Water-borne diseases can be substantially stopped, at once, with properly implemented personal hygiene programs and clean water using low-tech, low-cost, low-maintenance technology. According to numerous scientific studies, waterborne diseases can be reduced by over 40% with a properly implemented personal hygiene campaign.3 Similarly, health impact studies show that clean water from bio-sand filters can reduce waterborne diseases by over 40%. 4
The sustainability of a water project is another critical element to its long term success. Factors influencing sustainability include: efficacy in removing pathogens from a variety of water sources, ease of use and quantity of water produced, ongoing costs, reliability of the technology and post implementation continued use. Biosand filter (BSF) technology is used by over 1.5 million people worldwide. The efficacy has been demonstrated in a number of studies, the filters require minimal maintenance, are easy to use and they have no associated ongoing costs. Point of use water treatment has been adopted by the government of Haiti as its long term solution to increase access to potable water. Point of Use water treatment is a priority intervention by both the World Health Organization and UNICEF.
An effective intervention to reduce disease and save lives in Haiti is with the adoption of safe hygiene and access to clean water. The keys to reducing disease and saving lives in developing nations are not technology and money. They are education and behavior change.
Education and behavior change do not happen overnight. The microbe theory of disease and the hygienic practices necessary to avoid disease are new things to be learned, and these are not consistent with the cultural practices in many developing nations. Centuries-old habits are not easily replaced by modern practices. While hygiene and clean water can essentially stamp out common waterborne diseases, immediately, developing the changes in behavior that will consistently produce that result takes time. These are not short-term challenges.
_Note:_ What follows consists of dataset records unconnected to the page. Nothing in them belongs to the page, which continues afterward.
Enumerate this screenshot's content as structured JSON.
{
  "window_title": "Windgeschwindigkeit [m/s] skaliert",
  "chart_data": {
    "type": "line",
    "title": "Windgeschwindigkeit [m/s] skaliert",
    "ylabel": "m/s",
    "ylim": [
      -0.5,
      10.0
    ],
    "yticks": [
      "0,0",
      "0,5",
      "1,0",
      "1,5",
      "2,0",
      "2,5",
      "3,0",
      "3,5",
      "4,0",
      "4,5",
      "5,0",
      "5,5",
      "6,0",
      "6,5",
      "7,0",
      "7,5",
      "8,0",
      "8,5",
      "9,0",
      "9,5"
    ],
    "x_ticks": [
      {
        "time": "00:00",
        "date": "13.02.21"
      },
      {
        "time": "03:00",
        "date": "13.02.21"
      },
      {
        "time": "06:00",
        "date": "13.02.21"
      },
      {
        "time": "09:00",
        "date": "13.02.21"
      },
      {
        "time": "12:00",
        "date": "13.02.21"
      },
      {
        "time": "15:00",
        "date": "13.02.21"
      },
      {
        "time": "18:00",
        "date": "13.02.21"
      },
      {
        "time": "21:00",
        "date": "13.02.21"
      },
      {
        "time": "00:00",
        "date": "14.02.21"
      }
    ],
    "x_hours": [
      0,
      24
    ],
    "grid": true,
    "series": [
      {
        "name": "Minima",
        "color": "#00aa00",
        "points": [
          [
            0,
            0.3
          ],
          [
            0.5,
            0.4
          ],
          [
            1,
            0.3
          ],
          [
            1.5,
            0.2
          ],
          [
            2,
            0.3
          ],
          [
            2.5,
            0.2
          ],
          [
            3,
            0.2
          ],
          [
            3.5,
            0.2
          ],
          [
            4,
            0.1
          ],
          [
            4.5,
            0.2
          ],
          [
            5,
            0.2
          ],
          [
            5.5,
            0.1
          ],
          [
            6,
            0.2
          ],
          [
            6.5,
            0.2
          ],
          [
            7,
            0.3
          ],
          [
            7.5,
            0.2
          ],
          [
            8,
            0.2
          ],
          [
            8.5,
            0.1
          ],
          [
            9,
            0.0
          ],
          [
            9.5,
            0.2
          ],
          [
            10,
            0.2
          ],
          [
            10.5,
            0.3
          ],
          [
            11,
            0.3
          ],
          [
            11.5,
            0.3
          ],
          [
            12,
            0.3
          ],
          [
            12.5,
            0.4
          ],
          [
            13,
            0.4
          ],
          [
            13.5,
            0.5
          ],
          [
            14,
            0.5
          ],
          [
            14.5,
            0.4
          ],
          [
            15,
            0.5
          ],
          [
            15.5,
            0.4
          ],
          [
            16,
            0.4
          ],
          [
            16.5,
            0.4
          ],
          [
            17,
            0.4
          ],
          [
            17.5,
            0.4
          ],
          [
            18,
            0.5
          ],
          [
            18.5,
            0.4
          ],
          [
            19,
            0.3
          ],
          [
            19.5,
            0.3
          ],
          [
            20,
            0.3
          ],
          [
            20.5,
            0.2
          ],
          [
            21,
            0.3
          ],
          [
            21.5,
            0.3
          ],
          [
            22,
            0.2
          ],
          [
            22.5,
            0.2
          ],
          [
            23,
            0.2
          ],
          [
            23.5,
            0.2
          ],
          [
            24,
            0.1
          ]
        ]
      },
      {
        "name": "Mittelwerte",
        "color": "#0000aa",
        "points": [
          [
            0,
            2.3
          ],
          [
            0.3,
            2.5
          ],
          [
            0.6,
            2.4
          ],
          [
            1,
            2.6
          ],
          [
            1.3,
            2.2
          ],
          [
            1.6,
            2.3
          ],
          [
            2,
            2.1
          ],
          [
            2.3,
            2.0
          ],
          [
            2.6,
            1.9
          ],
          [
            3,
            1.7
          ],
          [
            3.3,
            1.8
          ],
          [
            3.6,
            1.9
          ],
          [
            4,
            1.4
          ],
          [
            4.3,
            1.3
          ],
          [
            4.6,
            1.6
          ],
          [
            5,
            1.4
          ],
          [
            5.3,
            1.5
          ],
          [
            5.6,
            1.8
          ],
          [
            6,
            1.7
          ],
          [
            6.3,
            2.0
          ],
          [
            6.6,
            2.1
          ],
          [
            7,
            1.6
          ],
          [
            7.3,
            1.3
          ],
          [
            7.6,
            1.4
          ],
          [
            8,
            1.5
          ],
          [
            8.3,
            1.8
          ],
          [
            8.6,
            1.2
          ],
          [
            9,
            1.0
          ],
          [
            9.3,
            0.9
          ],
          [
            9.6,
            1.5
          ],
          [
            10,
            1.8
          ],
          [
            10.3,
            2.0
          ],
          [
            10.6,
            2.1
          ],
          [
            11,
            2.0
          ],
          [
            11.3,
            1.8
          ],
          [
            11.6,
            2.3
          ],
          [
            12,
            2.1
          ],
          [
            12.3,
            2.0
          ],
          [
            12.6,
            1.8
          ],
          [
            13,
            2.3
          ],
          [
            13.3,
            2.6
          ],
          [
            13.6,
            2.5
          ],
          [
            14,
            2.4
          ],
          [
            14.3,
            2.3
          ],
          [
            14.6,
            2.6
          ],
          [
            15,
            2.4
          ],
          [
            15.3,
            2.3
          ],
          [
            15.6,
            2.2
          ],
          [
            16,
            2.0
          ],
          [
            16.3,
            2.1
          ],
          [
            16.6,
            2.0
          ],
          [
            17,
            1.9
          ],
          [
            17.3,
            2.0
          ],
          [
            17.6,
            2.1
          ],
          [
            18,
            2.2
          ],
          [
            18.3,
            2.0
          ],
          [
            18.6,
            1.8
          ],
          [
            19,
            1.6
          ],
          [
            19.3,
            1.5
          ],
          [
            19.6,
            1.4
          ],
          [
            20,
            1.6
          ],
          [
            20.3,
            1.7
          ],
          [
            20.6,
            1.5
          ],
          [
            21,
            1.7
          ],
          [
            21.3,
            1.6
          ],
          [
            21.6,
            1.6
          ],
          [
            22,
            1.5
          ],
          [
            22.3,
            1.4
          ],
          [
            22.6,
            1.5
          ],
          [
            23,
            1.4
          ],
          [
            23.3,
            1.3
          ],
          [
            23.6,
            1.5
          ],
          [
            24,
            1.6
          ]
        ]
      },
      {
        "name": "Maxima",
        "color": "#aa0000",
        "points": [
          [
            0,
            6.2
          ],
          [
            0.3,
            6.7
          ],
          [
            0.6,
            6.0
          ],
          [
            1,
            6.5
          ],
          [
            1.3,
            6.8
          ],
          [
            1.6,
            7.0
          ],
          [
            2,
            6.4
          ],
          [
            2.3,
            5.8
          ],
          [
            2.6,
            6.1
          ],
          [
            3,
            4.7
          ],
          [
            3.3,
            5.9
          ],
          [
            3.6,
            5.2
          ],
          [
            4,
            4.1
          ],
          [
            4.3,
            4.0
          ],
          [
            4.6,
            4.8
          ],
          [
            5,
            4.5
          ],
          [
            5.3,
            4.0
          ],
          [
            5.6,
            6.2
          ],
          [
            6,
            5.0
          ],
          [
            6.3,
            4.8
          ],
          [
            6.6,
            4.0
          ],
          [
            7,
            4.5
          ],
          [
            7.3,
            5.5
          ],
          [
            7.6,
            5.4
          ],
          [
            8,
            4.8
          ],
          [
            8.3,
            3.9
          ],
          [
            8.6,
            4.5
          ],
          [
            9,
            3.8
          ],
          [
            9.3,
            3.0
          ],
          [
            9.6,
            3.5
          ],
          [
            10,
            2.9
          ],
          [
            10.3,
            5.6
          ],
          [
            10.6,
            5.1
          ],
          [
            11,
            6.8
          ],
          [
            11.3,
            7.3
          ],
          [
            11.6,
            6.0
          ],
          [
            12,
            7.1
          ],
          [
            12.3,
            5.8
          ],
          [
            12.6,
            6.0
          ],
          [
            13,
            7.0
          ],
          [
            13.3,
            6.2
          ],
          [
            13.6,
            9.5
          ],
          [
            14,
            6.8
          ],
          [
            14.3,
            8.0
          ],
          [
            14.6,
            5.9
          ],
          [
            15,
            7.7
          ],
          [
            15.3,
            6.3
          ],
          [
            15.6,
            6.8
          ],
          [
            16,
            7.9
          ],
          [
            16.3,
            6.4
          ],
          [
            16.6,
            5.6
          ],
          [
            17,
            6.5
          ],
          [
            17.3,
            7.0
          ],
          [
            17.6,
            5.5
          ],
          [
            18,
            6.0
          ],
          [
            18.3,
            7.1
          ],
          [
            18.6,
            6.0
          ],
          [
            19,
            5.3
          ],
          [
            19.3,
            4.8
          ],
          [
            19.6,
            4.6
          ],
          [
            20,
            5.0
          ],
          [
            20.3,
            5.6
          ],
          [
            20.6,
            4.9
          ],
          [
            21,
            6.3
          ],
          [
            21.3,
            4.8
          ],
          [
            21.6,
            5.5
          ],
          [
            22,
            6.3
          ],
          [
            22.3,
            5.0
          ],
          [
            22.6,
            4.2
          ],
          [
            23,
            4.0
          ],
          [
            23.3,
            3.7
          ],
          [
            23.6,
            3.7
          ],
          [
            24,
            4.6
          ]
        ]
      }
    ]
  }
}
Students will learn the basic hygiene and sanitation practices required to avoid disease, and they will drink clean water. Their behavior can be monitored. The keys -- education and behavior change. Students then become advocates in their homes and communities for improved health practices.
3. Curtis, V. and Cairncross, S. 2003. Effect of washing hands with soap on diarrhoea risk in the community: A systematic review. The Landet Infectious Diseases, Vol. 3, May 2003, pp. 275-281.
4.Sobsey, M. Biosand filter reduces diarrheal disease in Dominican Republic village. Preliminary report released by U. of No. Carolina, School of Public Health, Mar. 19, 2007.
At least two teachers or principals from each school will attend PWW's 2 day hygiene training workshop. These teachers will then be equipped with the hygiene educational materials that they need to pass this training on to their students.
This project will serve students, and in many cases their families, with safe water, hygiene education and the means to improve their lives. With the opportunity to better their health, children will be able to attend school more frequently, and are empowered to improve their lives overall. The gift of one of the most basic human necessities, safe drinking water, will drastically enrich the lives of children and their families; because of this, they will live happier, healthier lives.
Providing teachers and students with the means to improve their hygiene habits will improve their health overall. As mentioned before, it does not happen overnight thus PWW provides them with the tools to continue this education, as well as a sustainable system for safe drinking water.
PWW will monitor filter maintenance, safe water storage and the practicing of proper hygiene habits ( hand washing, etc,). These assessments will take place 3 times over the course of a year at regular intervals.